Now, I should have asked myself: who would give me such a present? And where in England ostriches lived and laid? And what my visitor’s motives might have been. I should have heeded good Farebrother’s warning, when I called him to see my prize, and he urged me to return to my bed indoors; it might be safer. He had done what he could to protect me from the less agreeable aspects of English life, but – and he jerked his dark, sharp locks at the world beyond his garden – it was a jungle out there, and while most people I met were basically decent, kindly folk who were beginning to warm to me, he wouldn’t fancy my chances if I ran into a horse of a different colour.
But I did not ask. Or reflect. I simply rejoiced. It does not do to question a gift fallen from Heaven. And to waste food is to make hunger your brother. And so, beneath the curious eyes of the neighbours, I prepared a meal.
First, I drilled a hole in the roof of the egg, using the sharpened point of a rose-stem. Next, I scooped in the rather damp earth a hollow, and in the hollow I built a fire of small twigs. Lifting the egg, I carefully poured the belly of it into the sandy hollow where my fire had folded itself into a bed of tasty ash and soon the wonderful aroma that the ostrich omelette alone possesses began floating in the air, sufficiently strongly for even their weak, untutored nostrils to take hold of the fruit of it. Lest there be any misunderstanding of the delight to come, I engaged in a little dumbshow, rubbing my belly and smacking my lips.
I drew from my ashy oven a few minutes later a soft and steaming marvel, a fleshy loaf baked to perfection, salted with a little ash, and offered it to the watchers. But they grimaced and gagged. I heard it said that my omelette was poison; and some covered the eyes of their children when I ate a little to show how good it was.

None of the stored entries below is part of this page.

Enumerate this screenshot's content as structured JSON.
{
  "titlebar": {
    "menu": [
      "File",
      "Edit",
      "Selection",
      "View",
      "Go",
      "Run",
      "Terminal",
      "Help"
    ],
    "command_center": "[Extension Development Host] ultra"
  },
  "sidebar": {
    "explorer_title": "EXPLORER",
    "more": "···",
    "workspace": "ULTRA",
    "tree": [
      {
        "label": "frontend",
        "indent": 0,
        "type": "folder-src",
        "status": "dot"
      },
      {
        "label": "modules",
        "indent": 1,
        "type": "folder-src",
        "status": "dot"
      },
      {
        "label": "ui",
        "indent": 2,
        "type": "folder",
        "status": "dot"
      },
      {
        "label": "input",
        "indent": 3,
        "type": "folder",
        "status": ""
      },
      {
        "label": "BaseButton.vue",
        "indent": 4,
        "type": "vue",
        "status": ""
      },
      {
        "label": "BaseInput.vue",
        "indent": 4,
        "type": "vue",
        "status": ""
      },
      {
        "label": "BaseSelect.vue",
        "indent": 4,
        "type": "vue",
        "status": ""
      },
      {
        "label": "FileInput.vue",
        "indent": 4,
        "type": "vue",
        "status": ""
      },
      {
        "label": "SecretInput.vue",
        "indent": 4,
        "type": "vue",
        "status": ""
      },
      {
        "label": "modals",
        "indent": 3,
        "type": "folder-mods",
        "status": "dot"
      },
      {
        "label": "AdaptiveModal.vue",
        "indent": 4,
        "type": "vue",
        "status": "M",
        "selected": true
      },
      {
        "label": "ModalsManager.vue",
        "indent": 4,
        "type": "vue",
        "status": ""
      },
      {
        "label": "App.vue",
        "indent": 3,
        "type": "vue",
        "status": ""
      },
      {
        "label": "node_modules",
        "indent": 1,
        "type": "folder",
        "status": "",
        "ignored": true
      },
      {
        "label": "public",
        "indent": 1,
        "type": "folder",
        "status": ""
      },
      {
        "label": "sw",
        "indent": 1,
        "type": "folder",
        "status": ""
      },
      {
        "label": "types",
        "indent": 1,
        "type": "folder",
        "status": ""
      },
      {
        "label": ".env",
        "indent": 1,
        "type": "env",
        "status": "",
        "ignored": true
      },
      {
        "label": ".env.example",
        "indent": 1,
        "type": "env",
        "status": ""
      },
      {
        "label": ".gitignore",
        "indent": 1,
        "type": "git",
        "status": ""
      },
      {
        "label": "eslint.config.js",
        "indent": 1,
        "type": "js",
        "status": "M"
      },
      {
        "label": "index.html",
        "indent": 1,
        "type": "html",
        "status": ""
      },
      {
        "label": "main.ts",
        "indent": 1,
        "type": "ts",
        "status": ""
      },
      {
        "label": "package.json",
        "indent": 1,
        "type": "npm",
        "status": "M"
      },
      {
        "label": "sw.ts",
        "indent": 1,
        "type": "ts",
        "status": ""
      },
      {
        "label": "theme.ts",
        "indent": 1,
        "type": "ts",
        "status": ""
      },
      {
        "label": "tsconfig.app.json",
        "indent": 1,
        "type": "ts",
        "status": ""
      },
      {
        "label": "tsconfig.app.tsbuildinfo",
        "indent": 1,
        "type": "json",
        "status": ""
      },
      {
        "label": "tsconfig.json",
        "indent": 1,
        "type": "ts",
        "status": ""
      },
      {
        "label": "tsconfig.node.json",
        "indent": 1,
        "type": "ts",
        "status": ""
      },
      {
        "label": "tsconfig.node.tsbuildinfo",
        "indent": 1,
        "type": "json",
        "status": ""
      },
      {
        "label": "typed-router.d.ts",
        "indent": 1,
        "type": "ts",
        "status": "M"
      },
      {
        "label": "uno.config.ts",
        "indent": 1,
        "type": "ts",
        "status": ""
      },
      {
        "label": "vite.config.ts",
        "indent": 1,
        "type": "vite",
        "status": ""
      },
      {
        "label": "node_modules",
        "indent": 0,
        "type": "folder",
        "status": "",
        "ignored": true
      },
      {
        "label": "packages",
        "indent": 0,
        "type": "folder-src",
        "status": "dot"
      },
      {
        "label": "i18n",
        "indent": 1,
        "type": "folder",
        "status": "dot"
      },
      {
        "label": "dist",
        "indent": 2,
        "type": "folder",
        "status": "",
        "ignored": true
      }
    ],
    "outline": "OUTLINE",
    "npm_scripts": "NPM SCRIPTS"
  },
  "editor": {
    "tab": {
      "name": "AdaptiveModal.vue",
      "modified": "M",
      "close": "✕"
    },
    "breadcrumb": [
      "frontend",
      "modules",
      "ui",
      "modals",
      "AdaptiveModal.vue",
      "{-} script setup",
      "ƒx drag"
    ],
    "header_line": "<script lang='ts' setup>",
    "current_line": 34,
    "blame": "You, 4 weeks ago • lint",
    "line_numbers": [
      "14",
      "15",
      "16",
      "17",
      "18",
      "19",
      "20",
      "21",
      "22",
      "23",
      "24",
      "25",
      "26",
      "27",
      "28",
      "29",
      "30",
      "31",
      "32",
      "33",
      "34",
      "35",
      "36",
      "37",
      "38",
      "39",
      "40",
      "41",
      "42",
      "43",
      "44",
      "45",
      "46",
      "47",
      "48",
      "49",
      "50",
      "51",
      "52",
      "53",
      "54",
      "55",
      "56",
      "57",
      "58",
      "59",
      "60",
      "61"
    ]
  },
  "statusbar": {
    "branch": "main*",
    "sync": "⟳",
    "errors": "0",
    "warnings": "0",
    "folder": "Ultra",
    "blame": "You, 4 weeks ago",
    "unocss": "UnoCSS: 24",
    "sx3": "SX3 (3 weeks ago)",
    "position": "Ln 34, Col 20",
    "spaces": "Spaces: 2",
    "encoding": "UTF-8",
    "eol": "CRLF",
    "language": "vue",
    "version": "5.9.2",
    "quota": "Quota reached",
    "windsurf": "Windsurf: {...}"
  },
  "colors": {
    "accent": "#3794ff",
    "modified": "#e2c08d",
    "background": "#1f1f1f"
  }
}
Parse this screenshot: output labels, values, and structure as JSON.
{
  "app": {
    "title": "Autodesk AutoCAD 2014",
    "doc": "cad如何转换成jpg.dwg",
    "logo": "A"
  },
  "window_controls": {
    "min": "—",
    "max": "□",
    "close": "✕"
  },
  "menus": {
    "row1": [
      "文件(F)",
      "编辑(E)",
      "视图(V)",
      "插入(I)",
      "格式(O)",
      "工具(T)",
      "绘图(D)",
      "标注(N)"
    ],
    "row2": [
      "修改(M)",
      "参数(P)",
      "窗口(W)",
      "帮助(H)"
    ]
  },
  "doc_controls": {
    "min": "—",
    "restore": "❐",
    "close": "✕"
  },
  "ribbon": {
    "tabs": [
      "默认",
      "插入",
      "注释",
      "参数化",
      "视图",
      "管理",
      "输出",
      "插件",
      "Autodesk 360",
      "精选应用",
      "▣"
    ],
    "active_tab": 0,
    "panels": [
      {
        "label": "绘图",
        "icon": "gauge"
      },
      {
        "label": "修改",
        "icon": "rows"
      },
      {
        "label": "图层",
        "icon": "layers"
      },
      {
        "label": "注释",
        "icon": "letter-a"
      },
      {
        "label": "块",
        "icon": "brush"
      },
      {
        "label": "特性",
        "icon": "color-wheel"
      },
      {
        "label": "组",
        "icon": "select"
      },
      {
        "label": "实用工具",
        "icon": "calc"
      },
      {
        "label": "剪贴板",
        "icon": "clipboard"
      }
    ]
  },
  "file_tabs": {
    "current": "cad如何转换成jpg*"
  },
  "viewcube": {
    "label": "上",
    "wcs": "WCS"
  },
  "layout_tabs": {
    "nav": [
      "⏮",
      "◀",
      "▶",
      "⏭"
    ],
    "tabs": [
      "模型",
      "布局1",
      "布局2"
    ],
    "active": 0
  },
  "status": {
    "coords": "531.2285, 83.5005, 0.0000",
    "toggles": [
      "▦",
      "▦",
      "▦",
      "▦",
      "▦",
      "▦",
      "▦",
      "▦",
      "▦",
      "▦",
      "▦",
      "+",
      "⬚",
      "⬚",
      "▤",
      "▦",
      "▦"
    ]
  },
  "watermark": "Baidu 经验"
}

I offered a slice to Edward Farebrother, but he frowned and declined. Only Beth was prepared to try my fine omelette. That was a grave mistake. Ever afterwards this dinner of innocent golden meat was seen by her father as some horrid magical spell that had changed his daughter from a decent woman of ordinary tastes and sensible disposition into a freak.
Between Beth and her father relations began to sour. She taught me this charm or spell which I was to say out loud in order to ward off the hostility of the villagers: you cannot make an omelette without breaking eggs.
I said it out loud, but it failed to convince.
Beth now rounded on our noisy audience, extending the debate beyond the egg in question by declaring that she would also be breaking the mould, new ground, and, for the record, she would be breaking with tradition.
To which our audience replied in a great chorus: Oh, no you won’t!
And Beth responded: Oh, yes I will!
I did not know it, but I was witnessing the primal ritual warfare in which the English traditionally engage before any transformation may begin.
It is not, as I was to learn, a question of whether anything actually changes. In fact, it hardly ever does. What is important is the noise raised for and against the idea of action.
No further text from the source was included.